Those who get into a motor vehicle accident are not necessarily limited to pursuing claims for a single type of economic recovery from the at-fault driver or others. While all accidents are different, some circumstances may open the door to additional types of compensation. Below are some potential damages that claimants may seek.
-- Medical expenses: This includes the cost of all medical treatment the plaintiff received due to the auto accident.
-- Lost wages: Did you lose work due to being injured? If so, your personal injury attorney will add up the total amount that you lost out on earning and include it in your claim.
-- Loss of earning capacity: Sometimes plaintiffs are unable to earn the same wages or salary they previously did due to the repercussions from their accidents. Courts look to the prior earnings the injured person brought in, and also take into account multiple other factors when making these calculations.

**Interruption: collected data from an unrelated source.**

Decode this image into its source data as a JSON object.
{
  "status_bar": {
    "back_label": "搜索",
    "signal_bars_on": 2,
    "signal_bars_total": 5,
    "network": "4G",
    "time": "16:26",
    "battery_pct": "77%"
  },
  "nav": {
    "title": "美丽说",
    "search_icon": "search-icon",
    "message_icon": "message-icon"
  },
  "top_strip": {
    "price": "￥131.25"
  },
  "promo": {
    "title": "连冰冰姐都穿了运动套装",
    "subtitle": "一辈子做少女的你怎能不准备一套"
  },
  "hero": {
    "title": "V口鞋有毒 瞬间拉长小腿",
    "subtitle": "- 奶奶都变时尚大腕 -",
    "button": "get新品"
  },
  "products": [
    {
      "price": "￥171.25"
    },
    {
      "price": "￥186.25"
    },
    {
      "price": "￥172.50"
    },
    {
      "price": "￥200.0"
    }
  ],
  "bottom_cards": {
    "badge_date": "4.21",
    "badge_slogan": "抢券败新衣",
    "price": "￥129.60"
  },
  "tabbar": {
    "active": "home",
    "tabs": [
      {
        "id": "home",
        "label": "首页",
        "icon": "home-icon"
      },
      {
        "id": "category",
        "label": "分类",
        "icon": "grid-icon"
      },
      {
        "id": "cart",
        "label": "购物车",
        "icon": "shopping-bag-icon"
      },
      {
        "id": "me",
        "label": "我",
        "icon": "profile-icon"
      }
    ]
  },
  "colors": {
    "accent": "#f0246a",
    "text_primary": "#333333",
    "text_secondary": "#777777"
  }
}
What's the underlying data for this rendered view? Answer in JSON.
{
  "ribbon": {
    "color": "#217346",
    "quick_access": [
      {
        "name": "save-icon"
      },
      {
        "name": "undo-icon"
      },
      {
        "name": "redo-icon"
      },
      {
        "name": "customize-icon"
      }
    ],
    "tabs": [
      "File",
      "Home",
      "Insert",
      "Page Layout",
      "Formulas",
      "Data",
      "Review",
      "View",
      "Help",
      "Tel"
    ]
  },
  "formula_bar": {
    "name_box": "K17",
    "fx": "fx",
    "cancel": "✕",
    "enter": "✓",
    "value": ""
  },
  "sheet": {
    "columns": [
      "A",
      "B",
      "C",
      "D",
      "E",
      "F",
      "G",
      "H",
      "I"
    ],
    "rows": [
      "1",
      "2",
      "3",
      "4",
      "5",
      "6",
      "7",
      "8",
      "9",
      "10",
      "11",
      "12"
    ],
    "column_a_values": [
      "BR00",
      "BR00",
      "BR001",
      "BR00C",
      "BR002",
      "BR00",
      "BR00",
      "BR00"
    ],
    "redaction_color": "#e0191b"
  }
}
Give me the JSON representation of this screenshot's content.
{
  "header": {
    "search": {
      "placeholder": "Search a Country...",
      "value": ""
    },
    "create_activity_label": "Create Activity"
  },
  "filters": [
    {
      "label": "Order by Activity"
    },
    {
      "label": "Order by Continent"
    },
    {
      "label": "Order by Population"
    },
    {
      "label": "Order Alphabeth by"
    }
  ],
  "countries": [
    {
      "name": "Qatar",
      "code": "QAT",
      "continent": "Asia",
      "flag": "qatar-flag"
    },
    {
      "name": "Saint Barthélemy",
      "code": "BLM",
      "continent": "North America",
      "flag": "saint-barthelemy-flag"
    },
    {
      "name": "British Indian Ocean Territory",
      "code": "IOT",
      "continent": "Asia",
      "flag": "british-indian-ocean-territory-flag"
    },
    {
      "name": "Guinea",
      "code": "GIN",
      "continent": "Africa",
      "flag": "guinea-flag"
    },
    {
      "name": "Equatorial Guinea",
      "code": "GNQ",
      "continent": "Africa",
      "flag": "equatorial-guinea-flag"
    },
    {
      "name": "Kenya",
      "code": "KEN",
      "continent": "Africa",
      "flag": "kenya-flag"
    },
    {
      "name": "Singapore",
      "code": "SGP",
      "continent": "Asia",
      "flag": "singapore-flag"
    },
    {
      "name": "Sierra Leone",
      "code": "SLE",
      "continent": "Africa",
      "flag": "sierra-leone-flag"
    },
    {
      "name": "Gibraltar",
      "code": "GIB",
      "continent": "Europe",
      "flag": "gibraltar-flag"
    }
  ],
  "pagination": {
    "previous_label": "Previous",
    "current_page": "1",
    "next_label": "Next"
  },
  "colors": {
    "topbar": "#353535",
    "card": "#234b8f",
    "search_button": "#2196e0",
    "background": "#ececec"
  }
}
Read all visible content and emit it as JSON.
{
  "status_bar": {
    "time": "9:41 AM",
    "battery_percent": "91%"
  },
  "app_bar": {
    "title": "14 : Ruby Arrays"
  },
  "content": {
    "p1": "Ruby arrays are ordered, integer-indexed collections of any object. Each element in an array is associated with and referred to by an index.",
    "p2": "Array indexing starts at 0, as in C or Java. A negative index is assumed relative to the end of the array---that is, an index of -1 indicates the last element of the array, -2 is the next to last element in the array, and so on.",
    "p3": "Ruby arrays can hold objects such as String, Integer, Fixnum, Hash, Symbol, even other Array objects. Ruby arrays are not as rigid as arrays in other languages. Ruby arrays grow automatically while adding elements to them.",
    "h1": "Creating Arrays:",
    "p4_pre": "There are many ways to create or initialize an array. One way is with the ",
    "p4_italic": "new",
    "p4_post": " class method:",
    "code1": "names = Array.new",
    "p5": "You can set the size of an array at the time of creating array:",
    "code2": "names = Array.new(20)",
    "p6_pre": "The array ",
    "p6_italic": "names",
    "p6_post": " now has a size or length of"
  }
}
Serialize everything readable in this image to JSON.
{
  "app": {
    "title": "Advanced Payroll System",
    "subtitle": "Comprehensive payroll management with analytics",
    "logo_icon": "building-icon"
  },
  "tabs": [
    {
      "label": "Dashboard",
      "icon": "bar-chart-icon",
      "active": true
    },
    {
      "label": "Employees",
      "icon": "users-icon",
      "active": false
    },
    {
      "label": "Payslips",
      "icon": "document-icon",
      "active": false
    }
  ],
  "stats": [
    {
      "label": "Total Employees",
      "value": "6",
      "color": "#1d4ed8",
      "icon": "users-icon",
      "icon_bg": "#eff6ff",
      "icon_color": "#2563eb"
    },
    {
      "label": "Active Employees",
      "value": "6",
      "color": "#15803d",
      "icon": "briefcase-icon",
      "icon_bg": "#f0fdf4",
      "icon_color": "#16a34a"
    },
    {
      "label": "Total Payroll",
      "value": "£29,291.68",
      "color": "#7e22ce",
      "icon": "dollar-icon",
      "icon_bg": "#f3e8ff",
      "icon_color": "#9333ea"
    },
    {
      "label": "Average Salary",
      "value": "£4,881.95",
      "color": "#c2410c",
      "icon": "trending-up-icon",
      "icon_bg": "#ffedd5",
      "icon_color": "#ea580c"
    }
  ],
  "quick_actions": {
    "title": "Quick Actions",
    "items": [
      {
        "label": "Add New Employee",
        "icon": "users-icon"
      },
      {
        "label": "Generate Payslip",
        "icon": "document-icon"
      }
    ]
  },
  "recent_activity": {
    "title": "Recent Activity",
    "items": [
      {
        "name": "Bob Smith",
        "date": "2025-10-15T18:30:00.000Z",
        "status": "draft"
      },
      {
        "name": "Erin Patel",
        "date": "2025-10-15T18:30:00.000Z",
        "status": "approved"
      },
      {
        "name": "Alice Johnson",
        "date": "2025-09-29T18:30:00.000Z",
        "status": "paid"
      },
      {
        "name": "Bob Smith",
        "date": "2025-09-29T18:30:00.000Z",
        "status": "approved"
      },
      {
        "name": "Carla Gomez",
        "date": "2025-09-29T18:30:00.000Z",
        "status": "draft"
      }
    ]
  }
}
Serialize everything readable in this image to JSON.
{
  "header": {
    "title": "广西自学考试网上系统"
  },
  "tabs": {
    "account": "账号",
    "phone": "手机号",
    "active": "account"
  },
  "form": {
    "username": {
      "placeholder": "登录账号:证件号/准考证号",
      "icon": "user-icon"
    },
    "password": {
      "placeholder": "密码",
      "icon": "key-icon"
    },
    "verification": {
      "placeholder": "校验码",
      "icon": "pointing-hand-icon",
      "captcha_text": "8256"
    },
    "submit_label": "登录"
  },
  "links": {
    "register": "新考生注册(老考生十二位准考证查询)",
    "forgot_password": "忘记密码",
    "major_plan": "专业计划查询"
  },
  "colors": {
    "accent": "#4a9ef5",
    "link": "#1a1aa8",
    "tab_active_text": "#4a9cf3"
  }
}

-- Pain and suffering: Past and potential physical pain in the future that's connected to injuries from an accident is a recoverable damage. In order to monetize the amount, juries consider the injury's nature and severity, certainty of pain in the future and the estimated length of time a plaintiff will likely suffer pain.
-- Loss of consortium: If spouses of those injured in accidents are deprived of some benefits of married life they previously enjoyed, they may be able to file a claim for these losses. These claims may be tied to a loss of comfort, affection, companionship, solace, society, sexual relations and assistance or help from their injured spouse. Recovery is linked with the injured spouse's claim.
Not all accidents and injuries will yield all of these potential avenues of economic recovery. To learn which are applicable in your circumstances, professional legal guidance may be helpful.